A review of more than 100 years of rainfall records of major cities in California -- including San Jose, Los Angeles, San Diego, Santa Rosa, Redding and Fresno -- shows that none have ever finished the rainy season with normal rainfall totals after ending January with the amount of rain they've had so far this winter.
In San Francisco, where rainfall records date back to 1849, the odds are only a little better. Just twice has the city's rainfall total recovered to its normal level of 23.65 inches by June 30 after being where it is now, at 8.53 inches, from July 1 through Jan. 31.
In Eureka, it's happened three times since 1885. In the rest of the cities, not once, even though their weather records also date back to the late 1800s.
In other words, California winters are like Olympic ski racers. Stumble at the beginning of the race, and it's very difficult to catch up by the end.

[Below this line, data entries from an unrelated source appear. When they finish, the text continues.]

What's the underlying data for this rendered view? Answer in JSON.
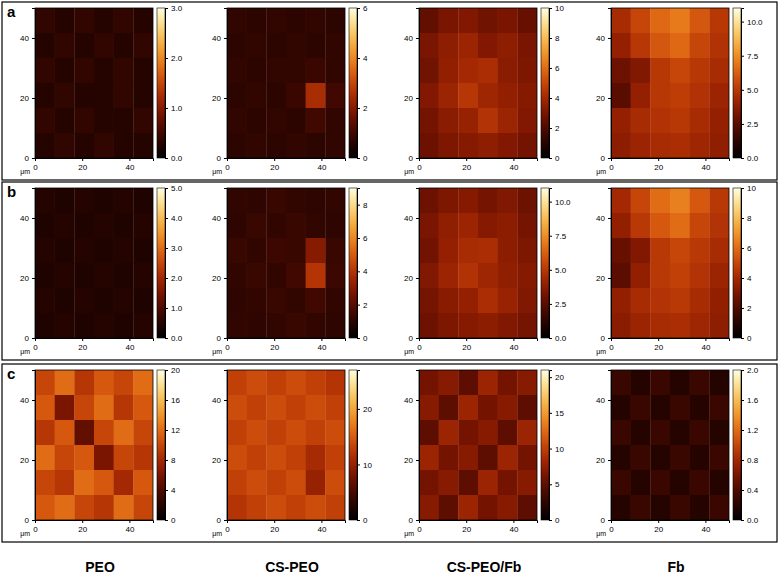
{
  "row_labels": [
    "a",
    "b",
    "c"
  ],
  "column_labels": [
    "PEO",
    "CS-PEO",
    "CS-PEO/Fb",
    "Fb"
  ],
  "chart_data": [
    {
      "type": "heatmap",
      "x_label": "μm",
      "xlim": [
        0,
        50
      ],
      "xticks": [
        0,
        20,
        40
      ],
      "ylim": [
        0,
        50
      ],
      "yticks": [
        0,
        20,
        40
      ],
      "cells": [
        [
          0.4,
          0.3,
          0.4,
          0.3,
          0.4,
          0.3
        ],
        [
          0.3,
          0.4,
          0.3,
          0.4,
          0.3,
          0.4
        ],
        [
          0.4,
          0.3,
          0.4,
          0.3,
          0.4,
          0.3
        ],
        [
          0.3,
          0.4,
          0.3,
          0.3,
          0.4,
          0.3
        ],
        [
          0.4,
          0.3,
          0.4,
          0.3,
          0.3,
          0.4
        ],
        [
          0.3,
          0.4,
          0.3,
          0.4,
          0.3,
          0.3
        ]
      ],
      "color_range": [
        0,
        3
      ],
      "color_ticks": [
        {
          "value": 0,
          "label": "0.0"
        },
        {
          "value": 1,
          "label": "1.0"
        },
        {
          "value": 2,
          "label": "2.0"
        },
        {
          "value": 3,
          "label": "3.0"
        }
      ]
    },
    {
      "type": "heatmap",
      "x_label": "μm",
      "xlim": [
        0,
        50
      ],
      "xticks": [
        0,
        20,
        40
      ],
      "ylim": [
        0,
        50
      ],
      "yticks": [
        0,
        20,
        40
      ],
      "cells": [
        [
          0.8,
          0.7,
          0.8,
          0.7,
          0.8,
          0.7
        ],
        [
          0.7,
          0.8,
          0.7,
          0.8,
          0.7,
          0.8
        ],
        [
          0.8,
          0.7,
          0.8,
          0.8,
          0.9,
          0.8
        ],
        [
          0.7,
          0.8,
          0.7,
          0.9,
          2.5,
          1.0
        ],
        [
          0.8,
          0.7,
          0.8,
          0.7,
          1.0,
          0.8
        ],
        [
          0.7,
          0.8,
          0.7,
          0.8,
          0.7,
          0.8
        ]
      ],
      "color_range": [
        0,
        6
      ],
      "color_ticks": [
        0,
        2,
        4,
        6
      ]
    },
    {
      "type": "heatmap",
      "x_label": "μm",
      "xlim": [
        0,
        50
      ],
      "xticks": [
        0,
        20,
        40
      ],
      "ylim": [
        0,
        50
      ],
      "yticks": [
        0,
        20,
        40
      ],
      "cells": [
        [
          2.5,
          3.0,
          3.2,
          2.8,
          3.0,
          2.6
        ],
        [
          3.0,
          3.5,
          3.8,
          3.2,
          3.5,
          3.0
        ],
        [
          2.8,
          3.6,
          4.0,
          4.2,
          3.4,
          3.1
        ],
        [
          3.2,
          3.8,
          4.5,
          3.9,
          3.6,
          3.3
        ],
        [
          2.9,
          3.4,
          3.7,
          4.4,
          3.8,
          3.2
        ],
        [
          2.7,
          3.1,
          3.3,
          3.5,
          3.2,
          2.9
        ]
      ],
      "color_range": [
        0,
        10
      ],
      "color_ticks": [
        0,
        2,
        4,
        6,
        8,
        10
      ]
    },
    {
      "type": "heatmap",
      "x_label": "μm",
      "xlim": [
        0,
        50
      ],
      "xticks": [
        0,
        20,
        40
      ],
      "ylim": [
        0,
        50
      ],
      "yticks": [
        0,
        20,
        40
      ],
      "cells": [
        [
          4.5,
          5.5,
          6.5,
          7.0,
          6.0,
          5.0
        ],
        [
          4.0,
          5.0,
          6.0,
          6.5,
          5.5,
          4.8
        ],
        [
          3.0,
          3.5,
          5.0,
          5.5,
          5.0,
          4.5
        ],
        [
          2.5,
          4.0,
          5.0,
          5.2,
          4.8,
          4.2
        ],
        [
          4.0,
          4.5,
          4.8,
          5.0,
          4.5,
          4.0
        ],
        [
          3.8,
          4.2,
          4.5,
          4.6,
          4.3,
          3.9
        ]
      ],
      "color_range": [
        0,
        11
      ],
      "color_ticks": [
        {
          "value": 0,
          "label": "0.0"
        },
        {
          "value": 2.5,
          "label": "2.5"
        },
        {
          "value": 5,
          "label": "5.0"
        },
        {
          "value": 7.5,
          "label": "7.5"
        },
        {
          "value": 10,
          "label": "10.0"
        }
      ]
    },
    {
      "type": "heatmap",
      "x_label": "μm",
      "xlim": [
        0,
        50
      ],
      "xticks": [
        0,
        20,
        40
      ],
      "ylim": [
        0,
        50
      ],
      "yticks": [
        0,
        20,
        40
      ],
      "cells": [
        [
          0.5,
          0.4,
          0.5,
          0.4,
          0.5,
          0.4
        ],
        [
          0.4,
          0.5,
          0.4,
          0.5,
          0.4,
          0.5
        ],
        [
          0.5,
          0.4,
          0.5,
          0.4,
          0.5,
          0.4
        ],
        [
          0.4,
          0.5,
          0.4,
          0.5,
          0.4,
          0.5
        ],
        [
          0.5,
          0.4,
          0.5,
          0.4,
          0.5,
          0.4
        ],
        [
          0.4,
          0.5,
          0.4,
          0.5,
          0.4,
          0.5
        ]
      ],
      "color_range": [
        0,
        5
      ],
      "color_ticks": [
        {
          "value": 0,
          "label": "0.0"
        },
        {
          "value": 1,
          "label": "1.0"
        },
        {
          "value": 2,
          "label": "2.0"
        },
        {
          "value": 3,
          "label": "3.0"
        },
        {
          "value": 4,
          "label": "4.0"
        },
        {
          "value": 5,
          "label": "5.0"
        }
      ]
    },
    {
      "type": "heatmap",
      "x_label": "μm",
      "xlim": [
        0,
        50
      ],
      "xticks": [
        0,
        20,
        40
      ],
      "ylim": [
        0,
        50
      ],
      "yticks": [
        0,
        20,
        40
      ],
      "cells": [
        [
          1.2,
          1.1,
          1.3,
          1.2,
          1.1,
          1.2
        ],
        [
          1.1,
          1.3,
          1.2,
          1.3,
          1.2,
          1.1
        ],
        [
          1.3,
          1.2,
          1.4,
          1.3,
          3.0,
          1.3
        ],
        [
          1.2,
          1.3,
          1.2,
          1.5,
          4.0,
          1.4
        ],
        [
          1.1,
          1.2,
          1.3,
          1.2,
          1.5,
          1.2
        ],
        [
          1.2,
          1.1,
          1.2,
          1.3,
          1.2,
          1.1
        ]
      ],
      "color_range": [
        0,
        9
      ],
      "color_ticks": [
        0,
        2,
        4,
        6,
        8
      ]
    },
    {
      "type": "heatmap",
      "x_label": "μm",
      "xlim": [
        0,
        50
      ],
      "xticks": [
        0,
        20,
        40
      ],
      "ylim": [
        0,
        50
      ],
      "yticks": [
        0,
        20,
        40
      ],
      "cells": [
        [
          3.0,
          3.4,
          3.6,
          3.2,
          3.5,
          3.0
        ],
        [
          3.3,
          3.9,
          4.2,
          3.6,
          3.8,
          3.2
        ],
        [
          3.1,
          4.0,
          4.5,
          4.6,
          3.8,
          3.4
        ],
        [
          3.5,
          4.2,
          4.8,
          4.3,
          3.9,
          3.6
        ],
        [
          3.2,
          3.7,
          4.0,
          4.6,
          4.1,
          3.5
        ],
        [
          3.0,
          3.4,
          3.6,
          3.8,
          3.5,
          3.2
        ]
      ],
      "color_range": [
        0,
        11
      ],
      "color_ticks": [
        {
          "value": 0,
          "label": "0.0"
        },
        {
          "value": 2.5,
          "label": "2.5"
        },
        {
          "value": 5,
          "label": "5.0"
        },
        {
          "value": 7.5,
          "label": "7.5"
        },
        {
          "value": 10,
          "label": "10.0"
        }
      ]
    },
    {
      "type": "heatmap",
      "x_label": "μm",
      "xlim": [
        0,
        50
      ],
      "xticks": [
        0,
        20,
        40
      ],
      "ylim": [
        0,
        50
      ],
      "yticks": [
        0,
        20,
        40
      ],
      "cells": [
        [
          4.0,
          5.0,
          6.0,
          6.5,
          5.5,
          4.6
        ],
        [
          3.6,
          4.6,
          5.5,
          6.0,
          5.0,
          4.4
        ],
        [
          2.6,
          3.2,
          4.6,
          5.0,
          4.6,
          4.1
        ],
        [
          2.3,
          3.6,
          4.6,
          4.8,
          4.4,
          3.8
        ],
        [
          3.6,
          4.1,
          4.4,
          4.6,
          4.1,
          3.6
        ],
        [
          3.4,
          3.8,
          4.1,
          4.2,
          3.9,
          3.5
        ]
      ],
      "color_range": [
        0,
        10
      ],
      "color_ticks": [
        0,
        2,
        4,
        6,
        8,
        10
      ]
    },
    {
      "type": "heatmap",
      "x_label": "μm",
      "xlim": [
        0,
        50
      ],
      "xticks": [
        0,
        20,
        40
      ],
      "ylim": [
        0,
        50
      ],
      "yticks": [
        0,
        20,
        40
      ],
      "cells": [
        [
          10,
          12,
          9,
          11,
          10,
          12
        ],
        [
          11,
          6,
          10,
          12,
          9,
          11
        ],
        [
          9,
          11,
          5,
          10,
          12,
          10
        ],
        [
          12,
          10,
          11,
          6,
          10,
          9
        ],
        [
          10,
          9,
          12,
          11,
          8,
          11
        ],
        [
          11,
          12,
          10,
          9,
          12,
          10
        ]
      ],
      "color_range": [
        0,
        20
      ],
      "color_ticks": [
        0,
        4,
        8,
        12,
        16,
        20
      ]
    },
    {
      "type": "heatmap",
      "x_label": "μm",
      "xlim": [
        0,
        50
      ],
      "xticks": [
        0,
        20,
        40
      ],
      "ylim": [
        0,
        50
      ],
      "yticks": [
        0,
        20,
        40
      ],
      "cells": [
        [
          13,
          14,
          13,
          14,
          13,
          12
        ],
        [
          14,
          13,
          14,
          13,
          14,
          13
        ],
        [
          13,
          14,
          13,
          14,
          13,
          14
        ],
        [
          14,
          13,
          14,
          13,
          11,
          13
        ],
        [
          13,
          14,
          13,
          14,
          10,
          14
        ],
        [
          12,
          13,
          14,
          13,
          14,
          13
        ]
      ],
      "color_range": [
        0,
        27
      ],
      "color_ticks": [
        0,
        10,
        20
      ]
    },
    {
      "type": "heatmap",
      "x_label": "μm",
      "xlim": [
        0,
        50
      ],
      "xticks": [
        0,
        20,
        40
      ],
      "ylim": [
        0,
        50
      ],
      "yticks": [
        0,
        20,
        40
      ],
      "cells": [
        [
          6,
          7,
          5,
          8,
          6,
          7
        ],
        [
          7,
          5,
          8,
          6,
          7,
          5
        ],
        [
          5,
          8,
          6,
          7,
          5,
          8
        ],
        [
          8,
          6,
          7,
          5,
          8,
          6
        ],
        [
          6,
          7,
          5,
          8,
          6,
          7
        ],
        [
          7,
          5,
          8,
          6,
          7,
          5
        ]
      ],
      "color_range": [
        0,
        21
      ],
      "color_ticks": [
        0,
        5,
        10,
        15,
        20
      ]
    },
    {
      "type": "heatmap",
      "x_label": "μm",
      "xlim": [
        0,
        50
      ],
      "xticks": [
        0,
        20,
        40
      ],
      "ylim": [
        0,
        50
      ],
      "yticks": [
        0,
        20,
        40
      ],
      "cells": [
        [
          0.3,
          0.2,
          0.3,
          0.2,
          0.3,
          0.2
        ],
        [
          0.2,
          0.3,
          0.2,
          0.3,
          0.2,
          0.3
        ],
        [
          0.3,
          0.2,
          0.3,
          0.2,
          0.3,
          0.2
        ],
        [
          0.2,
          0.3,
          0.2,
          0.3,
          0.2,
          0.3
        ],
        [
          0.3,
          0.2,
          0.3,
          0.2,
          0.3,
          0.2
        ],
        [
          0.2,
          0.3,
          0.2,
          0.3,
          0.2,
          0.3
        ]
      ],
      "color_range": [
        0,
        2
      ],
      "color_ticks": [
        {
          "value": 0,
          "label": "0.0"
        },
        {
          "value": 0.4,
          "label": "0.4"
        },
        {
          "value": 0.8,
          "label": "0.8"
        },
        {
          "value": 1.2,
          "label": "1.2"
        },
        {
          "value": 1.6,
          "label": "1.6"
        },
        {
          "value": 2,
          "label": "2.0"
        }
      ]
    }
  ]
}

"The odds are against you with a bad start," said Jan Null, a meteorologist with Golden Gate Weather Services in Saratoga, who compiled the data. "Usually there just aren't enough opportunities to recover."
California's Mediterranean climate means that most rain every year falls during four months: December, January, February and March.
In San Francisco, 71 percent of the annual total, on average, occurs in those four months. In San Jose it's 70 percent. In Sacramento, it's 68 percent and in Los Angeles, it's 78 percent.
So far this winter, December was dry, January was about average in most areas -- saved by one big storm on Jan. 8 and 9 -- and February so far has been bone dry and hot, with forecasts calling for another 10 days of warm, sunny weather.
While it could still rain considerably between now and April 1, much of the state remains in a sizable rainfall deficit this winter. History shows that when the deficits are this big, there are rarely, if ever, enough storms in most Marches to salvage a normal year.